A study by Khandpur et al.19 investigated whether aberrant NETosis occurs in RA, determined its triggers, and examined its deleterious inflammatory consequences. Enhanced NETosis was observed in circulating and RA synovial fluid neutrophils compared to neutrophils from healthy controls and from patients with osteoarthritis. Further, netting neutrophils infiltrated RA synovial tissue, rheumatoid nodules, and skin. NETosis correlated with ACPA presence and levels and with systemic inflammatory markers. Rheumatoid arthritis sera and immunoglobulin fractions from RA patients with high levels of ACPA and/or rheumatoid factor significantly enhanced NETosis, and the neutrophil extracellular traps (NETs) induced by these autoantibodies displayed distinct protein content. Indeed, during NETosis, neutrophils externalized the citrullinated autoantigens implicated in RA pathogenesis, and anti-citrullinated vimentin antibodies potently induced NET formation. Moreover, the inflammatory cytokines interleukin (IL)-17A and TNF-α induced NETosis in RA neutrophils. In turn, NETs significantly augmented inflammatory responses in RA and osteoarthritis synovial fibroblasts, including induction of IL-6, IL-8, chemokines, and adhesion molecules. These observations implicate accelerated NETosis in RA pathogenesis, through externalization of citrullinated autoantigens and immune stimulatory molecules that may promote aberrant adaptive and innate immune responses in the joint and in the periphery, and perpetuate pathogenic mechanisms in this disease.19 Recently we constructed a multi-antigenic peptide for immune tolerance specific for RA. The peptide is composed of a sequence of known citrullinated autoantigens (filaggrin, β-fibrinogen, collagen type II, and vimentin) in analogy to the mix of citrullinated peptides that are used currently in diagnostic sera tests. This multi-epitope citrullinated peptide we tailored was injected to adjuvant induced arthritis rats and was shown to attenuate arthritis manifestations. The amelioration in clinical signs of arthritis was related to up-regulation of a T regulatory cell subset and an elevated apoptosis rate of T cells associated with reduced Th17 population.24 A recent study by Seaman et al. found a correlation between anti-PAD3 antibodies and joint erosion score (JES).25 The same cohort showed no correlation between the measured ACPAs and JES.

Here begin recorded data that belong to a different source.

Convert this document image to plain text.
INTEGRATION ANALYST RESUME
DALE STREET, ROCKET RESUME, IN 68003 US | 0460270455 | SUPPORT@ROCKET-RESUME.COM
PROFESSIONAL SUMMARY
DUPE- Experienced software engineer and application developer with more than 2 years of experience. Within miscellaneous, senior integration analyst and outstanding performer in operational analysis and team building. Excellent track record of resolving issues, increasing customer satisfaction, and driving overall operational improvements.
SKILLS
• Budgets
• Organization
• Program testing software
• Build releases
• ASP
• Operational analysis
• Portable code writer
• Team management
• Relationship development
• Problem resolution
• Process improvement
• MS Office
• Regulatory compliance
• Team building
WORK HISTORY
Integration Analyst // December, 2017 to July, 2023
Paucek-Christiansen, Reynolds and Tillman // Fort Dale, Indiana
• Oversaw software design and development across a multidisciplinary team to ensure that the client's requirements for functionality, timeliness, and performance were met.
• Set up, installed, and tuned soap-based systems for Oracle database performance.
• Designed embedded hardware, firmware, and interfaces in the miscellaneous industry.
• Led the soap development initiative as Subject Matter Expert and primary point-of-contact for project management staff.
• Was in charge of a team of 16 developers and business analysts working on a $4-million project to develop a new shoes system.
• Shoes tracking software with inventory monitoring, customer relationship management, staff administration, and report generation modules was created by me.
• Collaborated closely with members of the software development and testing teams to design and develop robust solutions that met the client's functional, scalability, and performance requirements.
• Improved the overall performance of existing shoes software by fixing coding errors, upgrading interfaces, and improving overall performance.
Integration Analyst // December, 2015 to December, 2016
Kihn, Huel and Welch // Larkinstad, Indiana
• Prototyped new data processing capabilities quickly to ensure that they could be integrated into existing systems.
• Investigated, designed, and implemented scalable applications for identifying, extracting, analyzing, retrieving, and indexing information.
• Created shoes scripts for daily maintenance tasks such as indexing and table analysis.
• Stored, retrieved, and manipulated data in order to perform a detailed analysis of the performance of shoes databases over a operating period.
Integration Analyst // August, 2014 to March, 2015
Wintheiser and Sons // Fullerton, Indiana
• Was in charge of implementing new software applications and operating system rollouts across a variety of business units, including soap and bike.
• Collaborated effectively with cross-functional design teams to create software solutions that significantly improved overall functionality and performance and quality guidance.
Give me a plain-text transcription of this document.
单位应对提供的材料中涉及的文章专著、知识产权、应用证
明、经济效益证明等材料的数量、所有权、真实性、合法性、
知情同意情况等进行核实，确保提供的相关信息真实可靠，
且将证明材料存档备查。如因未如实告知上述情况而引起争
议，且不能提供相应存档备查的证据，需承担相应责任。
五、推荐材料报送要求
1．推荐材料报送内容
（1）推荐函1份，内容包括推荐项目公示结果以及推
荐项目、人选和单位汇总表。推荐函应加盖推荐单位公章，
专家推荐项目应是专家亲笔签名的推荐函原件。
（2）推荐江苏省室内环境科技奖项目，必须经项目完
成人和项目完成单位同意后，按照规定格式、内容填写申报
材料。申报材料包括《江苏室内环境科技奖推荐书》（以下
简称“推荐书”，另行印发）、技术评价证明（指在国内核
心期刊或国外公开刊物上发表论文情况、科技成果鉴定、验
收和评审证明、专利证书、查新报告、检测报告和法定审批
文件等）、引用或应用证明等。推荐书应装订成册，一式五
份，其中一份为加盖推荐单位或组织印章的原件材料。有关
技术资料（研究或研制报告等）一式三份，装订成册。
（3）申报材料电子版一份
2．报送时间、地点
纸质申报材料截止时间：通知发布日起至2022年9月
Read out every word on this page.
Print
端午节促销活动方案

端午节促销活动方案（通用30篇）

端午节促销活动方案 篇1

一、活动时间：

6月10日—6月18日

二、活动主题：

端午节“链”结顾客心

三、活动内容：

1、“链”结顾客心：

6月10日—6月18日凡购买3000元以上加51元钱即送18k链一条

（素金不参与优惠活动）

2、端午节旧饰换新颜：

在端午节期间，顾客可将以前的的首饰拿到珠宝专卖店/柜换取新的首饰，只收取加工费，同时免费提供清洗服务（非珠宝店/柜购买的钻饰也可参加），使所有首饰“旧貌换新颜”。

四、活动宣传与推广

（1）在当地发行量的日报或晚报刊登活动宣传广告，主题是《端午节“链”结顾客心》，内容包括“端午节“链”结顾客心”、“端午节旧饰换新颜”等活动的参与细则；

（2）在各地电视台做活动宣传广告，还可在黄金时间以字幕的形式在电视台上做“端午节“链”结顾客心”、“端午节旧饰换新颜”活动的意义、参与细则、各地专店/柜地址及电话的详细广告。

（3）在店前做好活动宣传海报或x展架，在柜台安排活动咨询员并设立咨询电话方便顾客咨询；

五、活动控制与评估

In summary, ACPAs are the most specific autoantibody markers in patients with rheumatoid arthritis (RA) and seem to correlate with the disease activity. ACPA-positive RA patients suffer from an erosive and more aggressive disease compared to ACPA-negative patients; however, the role of ACPAs in RA pathogenesis is becoming more and more understood in the last years. Anti-citrullinated protein autoantibodies have diverse pathogenic effects including the induction of macrophage TNF-α production, osteoclastogenesis, and complement activation, and patients with high levels of ACPA are more likely to develop radiographic progression in the joints. The fact that ACPAs are a part of the pathogenesis of RA may make them a potential target of therapy of the disease.